Du côté de TotalEnergies, 190 des 296 opérateurs étaient en grève ce matin, soit près des deux tiers. La compagnie pétrolière confirme que ce sont bien les expéditions des raffineries qui sont bloquées mais comme à l'automne dernier, la grève gagne déjà d'autres activités sur les sites.

Ainsi, le secrétaire FO Hakim Bellouz indiquait ce matin que 75% des salariés étaient en grève sur la production mardi matin à la raffinerie de Feyzin dans le Rhône alors que celle de Donges (Loire-Atlantique) est déjà arrêtée depuis dix jours en raison d'un "problème électrique" selon la direction.

"Aussi bien dans la production de carburant, que dans la distribution, que dans l'importation, on vise à bloquer l'ensemble de l'économie, en particulier par la grève", avait déclaré Emmanuel Lépine, son secrétaire général.

Les dépôts de carburants sont suffisamment remplis

Malgré ces arrêts, l'ensemble des acteurs du secteur se montre serein. "On a sept raffineries à l'arrêt mais c'est uniquement la partie expéditions dans les 200 dépôts de France qui est touchée, rappelle Francis Pousse, président "distributeurs de carburants" au syndicat Mobilians. Ces dépôts avaient pris leurs dispositions depuis quelques jours et sont théoriquement pleins. On a l'habitude d'être agile avec les dépôts de carburants car ça fait des années qu'on a au moins une fois par an un mouvement qui impacte la distribution."

Sur Sud Radio, le représentant syndical indiquait ce matin que les réserves de carburant variaient de 3 à 15 jours selon les types de points de ventes.

"On a tous anticipé des livraisons plus importantes au cours des derniers jours et les camions-citernes continuent de tourner et de s'approvisionner dans les dépôts de carburant", poursuit Francis Pousse.

Ce constat est corroboré par Totalénergies qui s'appuie sur 50 des 200 dépôts français et détient des participations dans 27 d'entre eux dont 7 opérés par les sociétés de la compagnie.

"Nous confirmons qu'il n'y a pas de manque de carburants dans nos stations", rassure l'entreprise.

"En outre les stocks en dépôts et en station-service sont à un niveau élevé. Nos équipes sont mobilisées pour faire face à une demande qui pourrait être plus soutenue que d'habitude et disposent de moyens logistiques supplémentaires le cas échéant", poursuit-on chez Totalénergies.

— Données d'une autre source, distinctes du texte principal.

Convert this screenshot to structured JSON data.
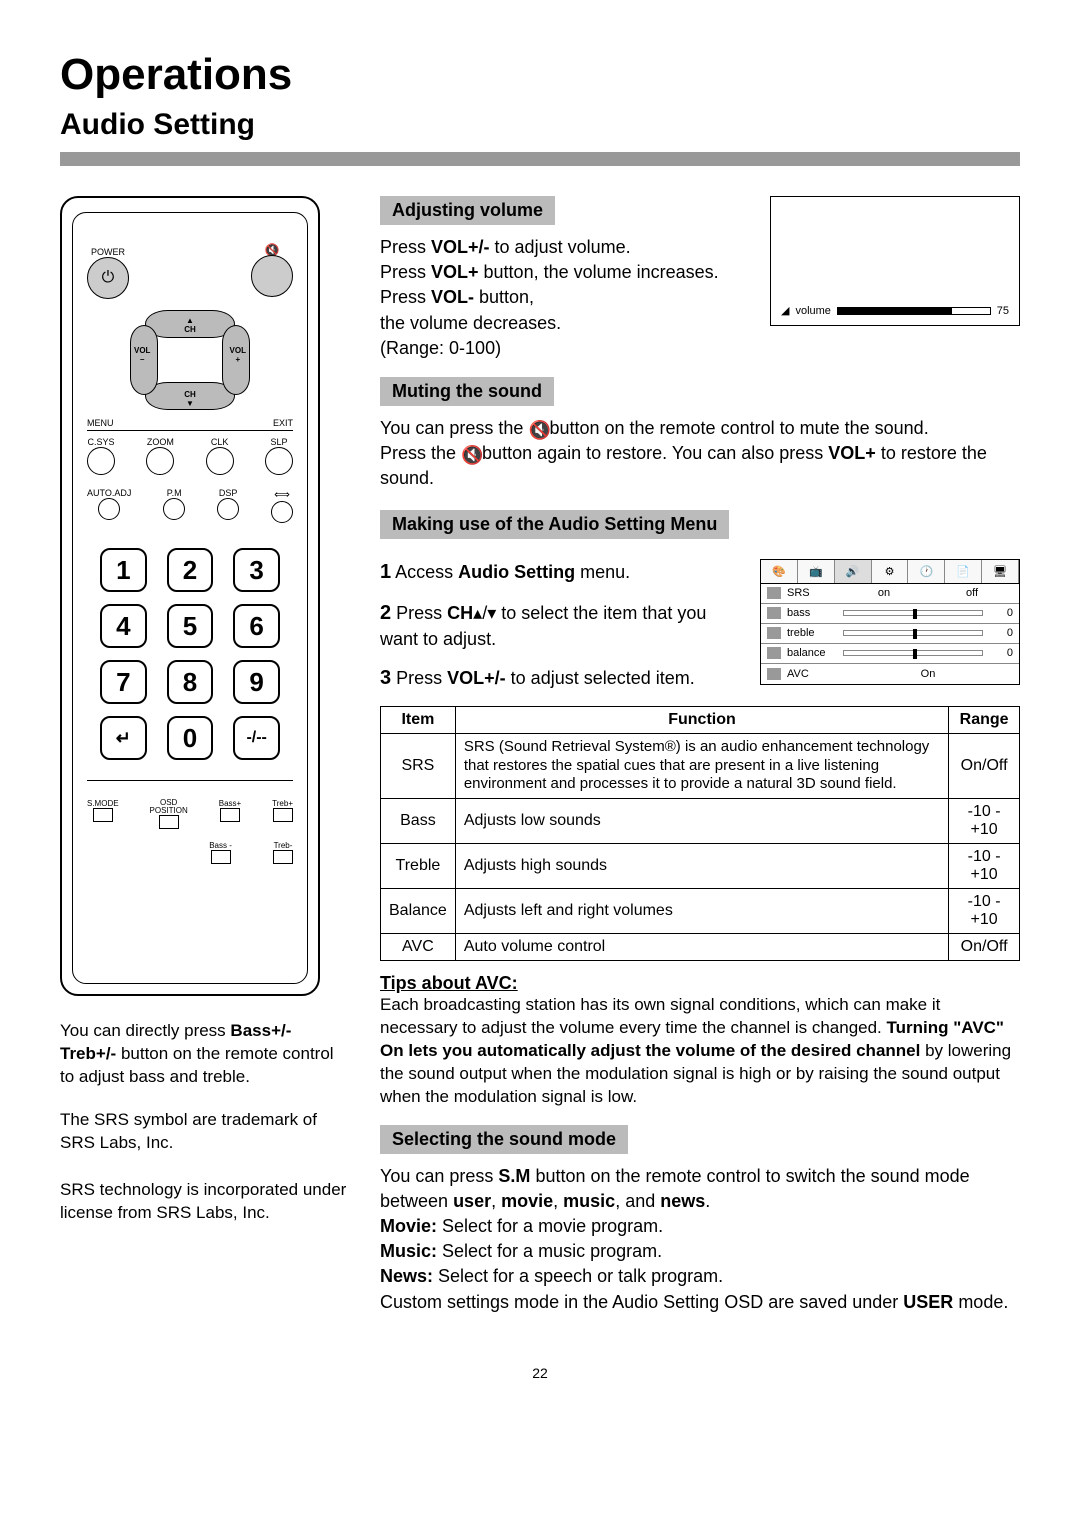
{
  "page": {
    "title": "Operations",
    "subtitle": "Audio Setting",
    "number": "22"
  },
  "remote": {
    "power_label": "POWER",
    "dpad": {
      "ch_up": "CH",
      "ch_down": "CH",
      "vol_minus": "VOL\n–",
      "vol_plus": "VOL\n+"
    },
    "menu": "MENU",
    "exit": "EXIT",
    "row_a": [
      "C.SYS",
      "ZOOM",
      "CLK",
      "SLP"
    ],
    "row_b": [
      "AUTO.ADJ",
      "P.M",
      "DSP",
      ""
    ],
    "keypad": [
      "1",
      "2",
      "3",
      "4",
      "5",
      "6",
      "7",
      "8",
      "9",
      "↵",
      "0",
      "-/--"
    ],
    "row_c": [
      "S.MODE",
      "OSD\nPOSITION",
      "Bass+",
      "Treb+"
    ],
    "row_d": [
      "",
      "",
      "Bass -",
      "Treb-"
    ]
  },
  "left_notes": {
    "n1_a": "You can directly press ",
    "n1_b": "Bass+/- Treb+/-",
    "n1_c": " button on the remote control to adjust bass and treble.",
    "n2": "The SRS symbol are trademark of SRS Labs, Inc.",
    "n3": "SRS technology is incorporated under license from SRS Labs, Inc."
  },
  "sections": {
    "adjusting_volume": {
      "heading": "Adjusting volume",
      "l1": "Press ",
      "l1b": "VOL+/-",
      "l1c": " to adjust volume.",
      "l2a": "Press ",
      "l2b": "VOL+",
      "l2c": " button, the volume increases. Press ",
      "l2d": "VOL-",
      "l2e": " button,",
      "l3": "the volume decreases.",
      "l4": "(Range: 0-100)",
      "osd_label": "volume",
      "osd_value": "75"
    },
    "muting": {
      "heading": "Muting the sound",
      "p1a": "You can press the ",
      "p1b": " button on the remote control to mute the sound.",
      "p2a": "Press the ",
      "p2b": " button again to restore. You can also press ",
      "p2c": "VOL+",
      "p2d": " to restore the sound."
    },
    "menu": {
      "heading": "Making use of the Audio Setting Menu",
      "step1a": "Access ",
      "step1b": "Audio Setting",
      "step1c": " menu.",
      "step2a": "Press ",
      "step2b": "CH",
      "step2c": " to select the item that you want to adjust.",
      "step3a": "Press ",
      "step3b": "VOL+/-",
      "step3c": " to adjust selected item.",
      "osd": {
        "tabs": [
          "",
          "",
          "",
          "",
          "",
          "",
          "",
          ""
        ],
        "rows": [
          {
            "label": "SRS",
            "left": "on",
            "right": "off",
            "type": "onoff"
          },
          {
            "label": "bass",
            "val": "0",
            "type": "slider"
          },
          {
            "label": "treble",
            "val": "0",
            "type": "slider"
          },
          {
            "label": "balance",
            "val": "0",
            "type": "slider"
          },
          {
            "label": "AVC",
            "center": "On",
            "type": "center"
          }
        ]
      },
      "table": {
        "headers": [
          "Item",
          "Function",
          "Range"
        ],
        "rows": [
          {
            "item": "SRS",
            "func": "SRS (Sound Retrieval System®) is an audio enhancement technology that restores the spatial cues that are present in a live listening environment and processes it to provide a natural 3D sound field.",
            "range": "On/Off"
          },
          {
            "item": "Bass",
            "func": "Adjusts low sounds",
            "range": "-10 - +10"
          },
          {
            "item": "Treble",
            "func": "Adjusts high sounds",
            "range": "-10 - +10"
          },
          {
            "item": "Balance",
            "func": "Adjusts left and right volumes",
            "range": "-10 - +10"
          },
          {
            "item": "AVC",
            "func": "Auto volume control",
            "range": "On/Off"
          }
        ]
      },
      "tips_heading": "Tips about AVC:",
      "tips_a": "Each broadcasting station has its own signal conditions, which can make it necessary to adjust the volume every time the channel is changed. ",
      "tips_b": "Turning \"AVC\" On lets you automatically adjust the volume of the desired channel",
      "tips_c": " by lowering the sound output when the modulation signal is high or by raising the sound output when the modulation signal is low."
    },
    "sound_mode": {
      "heading": "Selecting the sound mode",
      "l1a": "You can press ",
      "l1b": "S.M",
      "l1c": " button on the remote control to switch the sound mode between ",
      "l1d": "user",
      "l1e": ", ",
      "l1f": "movie",
      "l1g": ", ",
      "l1h": "music",
      "l1i": ", and ",
      "l1j": "news",
      "l1k": ".",
      "movie_a": "Movie:",
      "movie_b": " Select for a movie program.",
      "music_a": "Music:",
      "music_b": " Select for a music program.",
      "news_a": "News:",
      "news_b": " Select for a speech or talk program.",
      "custom_a": "Custom settings mode in the Audio Setting OSD are saved under ",
      "custom_b": "USER",
      "custom_c": " mode."
    }
  }
}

Le danger des ruées dans les stations-services

Car c'est bien là que réside à terme le point de bascule vers une situation semblable à celle vécue par les automobilistes français en octobre dernier selon Francis Pousse.

"Il n'y aura pas de conséquences importantes dans les station-essence... sauf s'il y a beaucoup de pleins de précaution comme on commence à le voir un peu partout", souligne le président "distributeurs de carburants" au syndicat Mobilians.

Frédéric Plan estimait ce matin sur FranceInfo que la situation actuelle n'est pas comparable à celle de l'automne. "C'était un conflit très dur avec des arrêts de production sur l'essentiel des raffineries situées en France, expliquait le délégué général de la Fédération Française des Combustibles et Carburants, qui représente environ un millier de stations-service. Ce qui s'était produit à l'époque, c'était un coup d'accordéon sur la logistique, accentué par une crainte des automobilistes qui ont sur-rempli leurs réservoirs."

Des leviers disponibles en cas d'accentuation du mouvement

Dans les colonnes du Parisien, le porte-parole de la FF3C conditionnait les répercussions à la pompe du mouvement social à son ampleur et sa durée. "Si c'est deux ou trois jours, on a de quoi tenir, tempérait-il. Mais si les raffineries entrent dans la danse, comme à l'automne dernier, alors ça compliquera la donne."

Pour Olivier Gantois, président de l'Union française des industries pétrolières (Ufip), il est toujours possible de "jouer sur les importations" si les raffineries sont bloquées "mais si le mouvement traîne en longueur et que toute la chaîne est touchée, là ça devient plus compliqué."

Pour l'instant, les raffineries poursuivent leur production de carburant et ne s'arrêteront qu'une fois les réserves sur site pleines, ce qui nécessiterait plusieurs jours, voire semaines de blocages. Par ailleurs, bien que l'heure ne soit pas encore à ce recours, le secteur peut compter sur les fameux stocks stratégiques lesquels correspondent à plus de trois mois de consommation nationale.